The question at hand asks to prove that the ring $k[x,y]/(xy^2,x^2y)$ localized at $(x)$ is (or isn't) isomorphic to the ring $k[x]$ localized at $(x)$.
I think the second ring could be characterized as the ring of one-variable polynomials where the denominator, expressed as sum of monomials, needs to have a non zero constant, and the numerator can be whatever. I have trouble visualizing the first one. The quotient ring seems to describe the ring of polynomials in two variables, $x,y$, whose mixed terms can only be of degree one (So, just $xy$ and not higher powers). Localizing it to $(x)$ means in this case... What? That there can't be polynomials at denominator with all its monomials multiplying x? There needs to be at least an y, or a constant in there?

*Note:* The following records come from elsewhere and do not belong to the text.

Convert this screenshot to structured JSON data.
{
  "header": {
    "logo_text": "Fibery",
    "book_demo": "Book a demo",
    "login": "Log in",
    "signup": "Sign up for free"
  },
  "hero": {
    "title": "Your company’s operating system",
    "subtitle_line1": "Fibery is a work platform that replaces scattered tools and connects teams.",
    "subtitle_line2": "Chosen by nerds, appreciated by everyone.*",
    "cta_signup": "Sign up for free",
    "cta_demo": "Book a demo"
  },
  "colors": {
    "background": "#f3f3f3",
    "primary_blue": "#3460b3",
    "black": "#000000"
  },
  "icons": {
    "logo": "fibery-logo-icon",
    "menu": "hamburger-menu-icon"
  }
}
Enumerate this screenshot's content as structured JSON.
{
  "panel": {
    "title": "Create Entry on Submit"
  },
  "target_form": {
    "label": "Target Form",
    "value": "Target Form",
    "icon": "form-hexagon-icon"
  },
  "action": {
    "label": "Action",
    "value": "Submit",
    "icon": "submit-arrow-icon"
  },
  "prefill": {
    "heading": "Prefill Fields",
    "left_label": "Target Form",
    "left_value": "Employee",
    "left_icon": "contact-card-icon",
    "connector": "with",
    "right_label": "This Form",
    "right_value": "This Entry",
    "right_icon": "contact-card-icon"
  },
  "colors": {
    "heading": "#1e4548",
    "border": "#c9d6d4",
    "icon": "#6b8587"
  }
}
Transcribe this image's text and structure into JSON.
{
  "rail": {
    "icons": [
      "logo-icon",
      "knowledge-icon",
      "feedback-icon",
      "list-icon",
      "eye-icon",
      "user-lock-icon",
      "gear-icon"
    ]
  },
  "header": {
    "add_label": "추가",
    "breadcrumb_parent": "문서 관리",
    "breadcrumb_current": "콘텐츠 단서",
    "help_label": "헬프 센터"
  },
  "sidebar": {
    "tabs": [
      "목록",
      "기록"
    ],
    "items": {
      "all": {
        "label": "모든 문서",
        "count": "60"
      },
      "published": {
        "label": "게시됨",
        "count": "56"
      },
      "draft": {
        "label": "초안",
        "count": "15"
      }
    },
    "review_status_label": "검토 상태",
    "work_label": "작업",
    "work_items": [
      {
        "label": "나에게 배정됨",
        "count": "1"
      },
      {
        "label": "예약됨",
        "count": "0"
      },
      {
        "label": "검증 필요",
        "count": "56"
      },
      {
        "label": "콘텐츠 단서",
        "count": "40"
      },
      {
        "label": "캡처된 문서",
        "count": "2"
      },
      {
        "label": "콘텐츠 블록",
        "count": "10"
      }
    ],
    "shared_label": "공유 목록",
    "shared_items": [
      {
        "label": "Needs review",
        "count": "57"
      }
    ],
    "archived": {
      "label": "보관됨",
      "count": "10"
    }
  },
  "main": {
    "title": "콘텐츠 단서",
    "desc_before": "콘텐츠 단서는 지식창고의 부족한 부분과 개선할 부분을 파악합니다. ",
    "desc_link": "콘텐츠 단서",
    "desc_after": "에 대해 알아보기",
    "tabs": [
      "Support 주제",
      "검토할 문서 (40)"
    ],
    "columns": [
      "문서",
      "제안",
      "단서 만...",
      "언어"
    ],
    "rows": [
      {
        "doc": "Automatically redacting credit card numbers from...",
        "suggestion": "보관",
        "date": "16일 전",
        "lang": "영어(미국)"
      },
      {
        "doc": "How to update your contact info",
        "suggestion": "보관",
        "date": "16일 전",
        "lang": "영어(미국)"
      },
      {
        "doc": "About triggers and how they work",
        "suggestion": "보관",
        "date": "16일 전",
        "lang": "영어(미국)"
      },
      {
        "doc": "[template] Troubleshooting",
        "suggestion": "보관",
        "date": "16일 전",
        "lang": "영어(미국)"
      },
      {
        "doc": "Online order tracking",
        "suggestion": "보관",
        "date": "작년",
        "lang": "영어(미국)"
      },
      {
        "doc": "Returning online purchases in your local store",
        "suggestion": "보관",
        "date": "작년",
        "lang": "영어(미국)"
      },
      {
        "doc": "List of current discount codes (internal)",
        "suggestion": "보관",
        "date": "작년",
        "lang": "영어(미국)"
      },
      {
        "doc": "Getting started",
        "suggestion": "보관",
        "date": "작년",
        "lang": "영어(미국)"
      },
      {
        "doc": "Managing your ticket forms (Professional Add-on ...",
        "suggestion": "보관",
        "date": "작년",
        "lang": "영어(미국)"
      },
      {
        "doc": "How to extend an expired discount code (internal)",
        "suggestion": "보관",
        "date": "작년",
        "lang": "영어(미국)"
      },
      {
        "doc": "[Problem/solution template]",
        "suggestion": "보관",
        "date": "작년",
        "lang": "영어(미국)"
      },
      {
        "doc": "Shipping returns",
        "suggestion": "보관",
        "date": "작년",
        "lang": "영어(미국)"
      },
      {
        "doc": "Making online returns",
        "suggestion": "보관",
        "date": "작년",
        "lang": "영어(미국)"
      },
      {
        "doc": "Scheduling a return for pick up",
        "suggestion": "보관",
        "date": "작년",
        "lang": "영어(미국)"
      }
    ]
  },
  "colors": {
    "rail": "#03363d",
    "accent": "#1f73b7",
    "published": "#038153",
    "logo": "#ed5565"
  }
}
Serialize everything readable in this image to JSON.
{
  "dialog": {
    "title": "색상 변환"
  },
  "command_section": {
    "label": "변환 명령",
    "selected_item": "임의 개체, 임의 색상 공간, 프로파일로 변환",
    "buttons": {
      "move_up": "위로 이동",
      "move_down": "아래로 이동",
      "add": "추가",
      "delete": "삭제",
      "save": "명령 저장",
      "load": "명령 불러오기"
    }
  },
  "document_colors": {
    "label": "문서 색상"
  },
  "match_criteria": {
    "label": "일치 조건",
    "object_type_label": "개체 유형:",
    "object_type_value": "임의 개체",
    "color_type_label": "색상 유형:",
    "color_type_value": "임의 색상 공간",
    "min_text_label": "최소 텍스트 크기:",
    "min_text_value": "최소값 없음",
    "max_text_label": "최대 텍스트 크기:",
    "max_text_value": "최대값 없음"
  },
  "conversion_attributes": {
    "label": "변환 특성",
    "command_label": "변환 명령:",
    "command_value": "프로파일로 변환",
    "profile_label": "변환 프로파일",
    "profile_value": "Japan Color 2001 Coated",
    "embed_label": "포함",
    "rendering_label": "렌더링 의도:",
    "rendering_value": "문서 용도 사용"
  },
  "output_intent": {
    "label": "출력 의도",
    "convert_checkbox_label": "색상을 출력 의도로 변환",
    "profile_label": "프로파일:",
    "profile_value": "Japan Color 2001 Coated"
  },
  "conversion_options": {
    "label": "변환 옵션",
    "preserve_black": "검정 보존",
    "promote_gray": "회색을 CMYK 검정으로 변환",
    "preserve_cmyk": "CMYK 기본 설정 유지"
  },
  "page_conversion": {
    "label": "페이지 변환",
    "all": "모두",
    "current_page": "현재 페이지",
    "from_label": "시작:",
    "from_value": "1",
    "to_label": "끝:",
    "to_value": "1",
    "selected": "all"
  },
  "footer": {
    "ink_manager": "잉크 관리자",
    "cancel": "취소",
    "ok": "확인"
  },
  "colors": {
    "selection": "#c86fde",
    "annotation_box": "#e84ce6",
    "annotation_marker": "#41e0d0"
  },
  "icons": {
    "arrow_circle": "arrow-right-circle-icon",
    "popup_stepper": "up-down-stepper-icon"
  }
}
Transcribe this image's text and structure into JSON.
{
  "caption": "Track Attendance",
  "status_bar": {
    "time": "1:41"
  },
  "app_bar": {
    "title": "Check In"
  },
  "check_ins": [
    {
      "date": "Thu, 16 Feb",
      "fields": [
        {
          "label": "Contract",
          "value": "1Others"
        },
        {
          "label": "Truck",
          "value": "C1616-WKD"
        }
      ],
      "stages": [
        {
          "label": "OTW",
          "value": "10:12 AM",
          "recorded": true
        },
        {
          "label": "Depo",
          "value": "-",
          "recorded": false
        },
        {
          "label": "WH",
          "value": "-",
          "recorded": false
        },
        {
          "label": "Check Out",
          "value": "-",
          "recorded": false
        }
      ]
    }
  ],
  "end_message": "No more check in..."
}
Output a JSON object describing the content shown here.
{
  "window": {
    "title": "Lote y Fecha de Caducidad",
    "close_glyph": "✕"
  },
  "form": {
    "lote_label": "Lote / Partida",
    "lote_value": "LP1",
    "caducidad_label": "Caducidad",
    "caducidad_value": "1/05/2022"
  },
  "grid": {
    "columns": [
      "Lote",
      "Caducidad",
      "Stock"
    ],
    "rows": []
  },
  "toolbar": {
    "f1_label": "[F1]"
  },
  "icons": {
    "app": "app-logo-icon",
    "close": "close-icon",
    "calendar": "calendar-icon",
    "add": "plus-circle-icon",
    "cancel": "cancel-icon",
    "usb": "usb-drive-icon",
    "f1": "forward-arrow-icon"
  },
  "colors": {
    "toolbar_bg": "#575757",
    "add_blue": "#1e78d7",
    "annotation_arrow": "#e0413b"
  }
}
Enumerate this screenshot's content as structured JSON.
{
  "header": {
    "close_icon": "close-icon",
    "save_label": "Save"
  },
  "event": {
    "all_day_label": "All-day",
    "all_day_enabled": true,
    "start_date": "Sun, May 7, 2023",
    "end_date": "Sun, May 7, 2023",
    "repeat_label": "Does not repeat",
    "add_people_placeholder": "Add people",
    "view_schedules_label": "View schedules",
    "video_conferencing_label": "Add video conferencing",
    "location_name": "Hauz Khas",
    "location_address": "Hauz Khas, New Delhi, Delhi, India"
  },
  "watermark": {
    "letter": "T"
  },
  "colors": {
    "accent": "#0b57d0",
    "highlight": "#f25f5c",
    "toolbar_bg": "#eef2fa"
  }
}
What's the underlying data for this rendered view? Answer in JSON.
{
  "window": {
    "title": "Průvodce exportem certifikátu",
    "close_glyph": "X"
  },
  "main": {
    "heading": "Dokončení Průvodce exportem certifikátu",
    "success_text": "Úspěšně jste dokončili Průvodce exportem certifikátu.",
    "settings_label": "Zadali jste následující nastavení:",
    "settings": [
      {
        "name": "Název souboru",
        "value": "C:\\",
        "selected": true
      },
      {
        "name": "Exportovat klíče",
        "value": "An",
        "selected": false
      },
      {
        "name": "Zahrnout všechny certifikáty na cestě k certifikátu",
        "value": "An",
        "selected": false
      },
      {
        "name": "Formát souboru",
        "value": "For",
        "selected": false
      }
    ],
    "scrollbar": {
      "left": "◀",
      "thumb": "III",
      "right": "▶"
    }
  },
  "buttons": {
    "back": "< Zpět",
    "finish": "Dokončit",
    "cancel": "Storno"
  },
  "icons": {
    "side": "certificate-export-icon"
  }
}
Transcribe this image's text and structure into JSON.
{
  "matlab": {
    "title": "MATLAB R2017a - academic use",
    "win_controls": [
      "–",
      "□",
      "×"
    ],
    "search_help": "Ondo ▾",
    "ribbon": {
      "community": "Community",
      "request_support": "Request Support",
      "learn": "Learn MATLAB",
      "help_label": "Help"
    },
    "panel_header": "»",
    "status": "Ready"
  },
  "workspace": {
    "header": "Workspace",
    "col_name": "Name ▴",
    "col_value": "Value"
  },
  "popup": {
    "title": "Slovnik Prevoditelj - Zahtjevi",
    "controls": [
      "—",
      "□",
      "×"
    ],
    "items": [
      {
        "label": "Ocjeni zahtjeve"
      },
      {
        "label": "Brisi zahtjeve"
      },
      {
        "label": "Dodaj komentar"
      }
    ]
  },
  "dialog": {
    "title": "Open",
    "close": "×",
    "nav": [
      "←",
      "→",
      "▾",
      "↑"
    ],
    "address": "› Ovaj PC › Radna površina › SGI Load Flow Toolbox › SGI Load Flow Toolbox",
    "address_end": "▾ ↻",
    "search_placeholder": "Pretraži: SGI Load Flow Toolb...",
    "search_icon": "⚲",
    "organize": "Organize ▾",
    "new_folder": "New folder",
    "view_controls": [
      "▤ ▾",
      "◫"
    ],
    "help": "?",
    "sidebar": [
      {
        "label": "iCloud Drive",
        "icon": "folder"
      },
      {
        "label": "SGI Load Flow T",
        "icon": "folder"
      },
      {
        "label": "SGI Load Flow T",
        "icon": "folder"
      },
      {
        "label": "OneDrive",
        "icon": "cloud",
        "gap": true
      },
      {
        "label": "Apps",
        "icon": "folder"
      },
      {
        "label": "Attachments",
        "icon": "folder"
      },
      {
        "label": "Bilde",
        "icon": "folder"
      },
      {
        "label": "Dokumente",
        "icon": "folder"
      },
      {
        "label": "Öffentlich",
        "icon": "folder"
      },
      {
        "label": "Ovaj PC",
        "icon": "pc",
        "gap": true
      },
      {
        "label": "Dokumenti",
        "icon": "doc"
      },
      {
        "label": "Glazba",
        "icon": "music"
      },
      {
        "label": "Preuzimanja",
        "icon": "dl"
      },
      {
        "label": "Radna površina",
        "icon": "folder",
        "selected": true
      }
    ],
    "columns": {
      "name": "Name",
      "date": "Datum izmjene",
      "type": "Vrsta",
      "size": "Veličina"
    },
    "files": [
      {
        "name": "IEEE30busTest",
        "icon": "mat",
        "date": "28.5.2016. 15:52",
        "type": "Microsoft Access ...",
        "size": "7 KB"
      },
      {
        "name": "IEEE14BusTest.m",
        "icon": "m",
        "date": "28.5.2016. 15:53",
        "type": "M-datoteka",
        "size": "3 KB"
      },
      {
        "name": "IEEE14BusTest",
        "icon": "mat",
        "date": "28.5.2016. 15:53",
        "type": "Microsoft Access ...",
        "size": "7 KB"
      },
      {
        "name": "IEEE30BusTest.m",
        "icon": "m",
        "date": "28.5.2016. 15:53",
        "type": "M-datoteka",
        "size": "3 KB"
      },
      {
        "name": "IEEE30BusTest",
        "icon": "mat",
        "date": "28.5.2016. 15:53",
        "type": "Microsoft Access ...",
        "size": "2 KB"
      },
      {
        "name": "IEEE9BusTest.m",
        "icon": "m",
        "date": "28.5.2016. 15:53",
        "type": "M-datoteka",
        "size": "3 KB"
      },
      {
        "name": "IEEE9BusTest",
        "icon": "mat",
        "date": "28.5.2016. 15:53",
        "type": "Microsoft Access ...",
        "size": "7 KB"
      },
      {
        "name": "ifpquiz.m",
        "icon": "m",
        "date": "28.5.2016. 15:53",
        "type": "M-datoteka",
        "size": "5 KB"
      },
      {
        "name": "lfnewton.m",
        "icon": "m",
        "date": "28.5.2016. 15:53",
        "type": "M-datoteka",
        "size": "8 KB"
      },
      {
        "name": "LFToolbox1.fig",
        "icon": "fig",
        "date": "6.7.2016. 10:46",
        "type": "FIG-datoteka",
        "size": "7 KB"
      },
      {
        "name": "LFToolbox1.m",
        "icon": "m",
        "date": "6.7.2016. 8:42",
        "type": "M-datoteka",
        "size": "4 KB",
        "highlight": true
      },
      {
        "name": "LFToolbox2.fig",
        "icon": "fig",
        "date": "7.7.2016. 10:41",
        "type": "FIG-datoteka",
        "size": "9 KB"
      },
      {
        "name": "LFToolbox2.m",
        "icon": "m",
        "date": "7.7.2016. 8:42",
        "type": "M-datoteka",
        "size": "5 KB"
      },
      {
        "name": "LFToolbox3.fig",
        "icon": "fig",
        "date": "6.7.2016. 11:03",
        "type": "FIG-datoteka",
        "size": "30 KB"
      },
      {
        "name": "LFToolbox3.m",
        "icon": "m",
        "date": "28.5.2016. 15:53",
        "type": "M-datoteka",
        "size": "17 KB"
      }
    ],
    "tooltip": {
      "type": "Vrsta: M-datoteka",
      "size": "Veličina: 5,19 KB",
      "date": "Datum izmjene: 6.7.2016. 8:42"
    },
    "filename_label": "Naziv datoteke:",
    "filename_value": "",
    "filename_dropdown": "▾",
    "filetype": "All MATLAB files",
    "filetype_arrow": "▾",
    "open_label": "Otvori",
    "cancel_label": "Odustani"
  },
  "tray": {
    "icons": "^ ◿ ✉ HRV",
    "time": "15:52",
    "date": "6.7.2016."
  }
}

Notice that $k[x,y]/(xy^2,x^2y)$ has the zero divisor $y^2$ since it becomes zero after multiplying it with the non-zero element $x$. In particular it is also a zero divisor after inverting at the prime ideal $(x)$. Since $k[x]$ is a domain it can not be isomorphic to $(k[x,y]/(xy^2,x^2y))_{(x)}$.
$\textbf{Edit:}$ I think the ring collapses since $y^2\notin(x)$ and therefore will be inverted.